Por: Renato Drummond Tapioca Neto

Primeira Chefa de Governo da Inglaterra a ser coroada, Maria I (1553-1558) – única filha sobrevivente à união entre o rei Henrique VIII com sua primeira esposa – ainda é vista nos dias atuais sob um espectro de fanatismo e perseguição religiosa, suficiente para que a posteridade lhe atribuísse o codinome de “A Sanguinária”. Suas ações políticas deixaram profundas máculas quanto ao determinismo de sua presença: ora interpretada com favor pelas facções que se beneficiaram com o retorno da antiga religião católica no país, ora odiada pelos grupos protestantes, desejosos de escapar dos implacáveis autos-de-fé.

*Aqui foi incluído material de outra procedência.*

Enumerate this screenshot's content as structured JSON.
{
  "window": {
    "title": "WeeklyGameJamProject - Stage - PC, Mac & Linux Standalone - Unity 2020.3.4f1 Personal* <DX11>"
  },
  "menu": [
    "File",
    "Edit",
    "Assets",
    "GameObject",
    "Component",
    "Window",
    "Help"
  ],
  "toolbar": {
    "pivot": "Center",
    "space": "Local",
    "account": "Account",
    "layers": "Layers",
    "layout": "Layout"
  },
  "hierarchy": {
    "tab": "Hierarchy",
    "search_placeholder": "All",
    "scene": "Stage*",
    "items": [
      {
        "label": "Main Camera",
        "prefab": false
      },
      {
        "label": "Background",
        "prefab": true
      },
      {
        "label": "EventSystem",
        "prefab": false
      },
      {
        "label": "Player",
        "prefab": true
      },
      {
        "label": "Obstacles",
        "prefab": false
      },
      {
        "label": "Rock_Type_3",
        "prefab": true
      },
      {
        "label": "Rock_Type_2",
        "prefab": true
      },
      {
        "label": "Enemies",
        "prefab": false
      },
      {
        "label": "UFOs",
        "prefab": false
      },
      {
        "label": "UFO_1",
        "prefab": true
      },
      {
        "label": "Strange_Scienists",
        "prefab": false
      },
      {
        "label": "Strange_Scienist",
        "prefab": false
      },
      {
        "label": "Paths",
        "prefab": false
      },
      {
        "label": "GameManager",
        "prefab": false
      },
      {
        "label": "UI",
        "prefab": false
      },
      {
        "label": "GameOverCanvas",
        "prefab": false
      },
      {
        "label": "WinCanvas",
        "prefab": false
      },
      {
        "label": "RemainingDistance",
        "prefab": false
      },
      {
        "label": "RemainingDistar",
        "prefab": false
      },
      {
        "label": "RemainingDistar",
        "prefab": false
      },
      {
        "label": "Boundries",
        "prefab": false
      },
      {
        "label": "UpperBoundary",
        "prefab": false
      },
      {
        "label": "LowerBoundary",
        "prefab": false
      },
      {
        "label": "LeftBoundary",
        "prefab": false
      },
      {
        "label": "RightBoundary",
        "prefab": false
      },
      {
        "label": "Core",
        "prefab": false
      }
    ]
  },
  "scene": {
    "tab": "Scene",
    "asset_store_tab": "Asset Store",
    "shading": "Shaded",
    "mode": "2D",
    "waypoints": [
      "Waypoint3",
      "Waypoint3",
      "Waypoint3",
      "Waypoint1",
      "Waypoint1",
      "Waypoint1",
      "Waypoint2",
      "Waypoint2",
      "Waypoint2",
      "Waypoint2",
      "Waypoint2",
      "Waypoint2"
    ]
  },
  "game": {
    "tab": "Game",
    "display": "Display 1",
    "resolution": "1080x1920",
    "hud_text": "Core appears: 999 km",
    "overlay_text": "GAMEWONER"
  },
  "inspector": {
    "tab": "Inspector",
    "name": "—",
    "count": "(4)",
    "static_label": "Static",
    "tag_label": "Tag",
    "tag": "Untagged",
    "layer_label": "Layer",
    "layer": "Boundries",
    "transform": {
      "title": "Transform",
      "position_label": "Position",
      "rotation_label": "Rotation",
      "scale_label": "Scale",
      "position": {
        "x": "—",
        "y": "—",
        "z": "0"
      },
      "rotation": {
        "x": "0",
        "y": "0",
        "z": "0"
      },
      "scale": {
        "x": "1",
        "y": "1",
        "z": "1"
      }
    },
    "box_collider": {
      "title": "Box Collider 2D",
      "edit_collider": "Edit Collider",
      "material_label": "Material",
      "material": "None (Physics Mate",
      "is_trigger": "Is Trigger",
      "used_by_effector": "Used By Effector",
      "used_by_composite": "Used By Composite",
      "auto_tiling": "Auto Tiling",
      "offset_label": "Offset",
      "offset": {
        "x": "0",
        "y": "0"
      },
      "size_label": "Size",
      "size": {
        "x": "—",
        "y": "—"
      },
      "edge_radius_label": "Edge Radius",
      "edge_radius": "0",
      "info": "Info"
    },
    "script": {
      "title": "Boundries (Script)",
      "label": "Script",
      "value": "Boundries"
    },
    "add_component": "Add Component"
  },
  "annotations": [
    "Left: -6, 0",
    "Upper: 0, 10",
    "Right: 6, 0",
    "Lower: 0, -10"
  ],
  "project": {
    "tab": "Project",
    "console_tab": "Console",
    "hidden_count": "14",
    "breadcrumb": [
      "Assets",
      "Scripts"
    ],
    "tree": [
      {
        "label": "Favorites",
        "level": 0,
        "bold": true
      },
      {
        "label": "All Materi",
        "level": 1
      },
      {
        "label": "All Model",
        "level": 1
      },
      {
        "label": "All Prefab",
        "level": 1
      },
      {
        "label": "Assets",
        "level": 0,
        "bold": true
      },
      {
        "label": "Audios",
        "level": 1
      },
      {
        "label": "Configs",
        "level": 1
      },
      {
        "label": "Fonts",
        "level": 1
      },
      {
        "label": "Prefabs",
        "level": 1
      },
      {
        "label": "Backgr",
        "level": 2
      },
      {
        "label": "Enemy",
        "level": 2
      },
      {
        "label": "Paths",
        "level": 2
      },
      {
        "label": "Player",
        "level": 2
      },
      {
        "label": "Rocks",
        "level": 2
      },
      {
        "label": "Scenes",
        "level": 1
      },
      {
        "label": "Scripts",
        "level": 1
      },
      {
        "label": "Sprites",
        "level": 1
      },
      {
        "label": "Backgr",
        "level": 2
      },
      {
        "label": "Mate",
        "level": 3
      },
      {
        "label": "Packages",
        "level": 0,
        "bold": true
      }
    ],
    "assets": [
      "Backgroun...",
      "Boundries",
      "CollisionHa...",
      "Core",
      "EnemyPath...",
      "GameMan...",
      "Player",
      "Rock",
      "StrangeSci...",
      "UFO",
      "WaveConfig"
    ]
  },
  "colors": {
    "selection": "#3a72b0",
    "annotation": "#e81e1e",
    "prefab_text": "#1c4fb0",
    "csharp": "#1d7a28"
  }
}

Entretanto, faz-se necessária uma nova reflexão acerca dos motivos que levaram essa predestinada soberana a tomar medidas consideradas cruéis para os padrões de seu tempo, no intuito de enxergar um pouco da mulher que há por trás do estereótipo.De princesa de Gales a bastarda; de rainha a tirana, Maria Tudor passou pelas mais diversas e desastrosas experiências, que muito além de prepará-la para o grande papel que um dia desempenharia, acabaram por transtornar sua consciência, fazendo-a um alvo fácil nas mãos inescrupulosas de homens ambiciosos. Sendo assim, o presente estudo almeja por muito evidenciar, através da história de tão malfada senhora, como amor e poder quase sempre se afiguram como uma combinação perigosa e letal.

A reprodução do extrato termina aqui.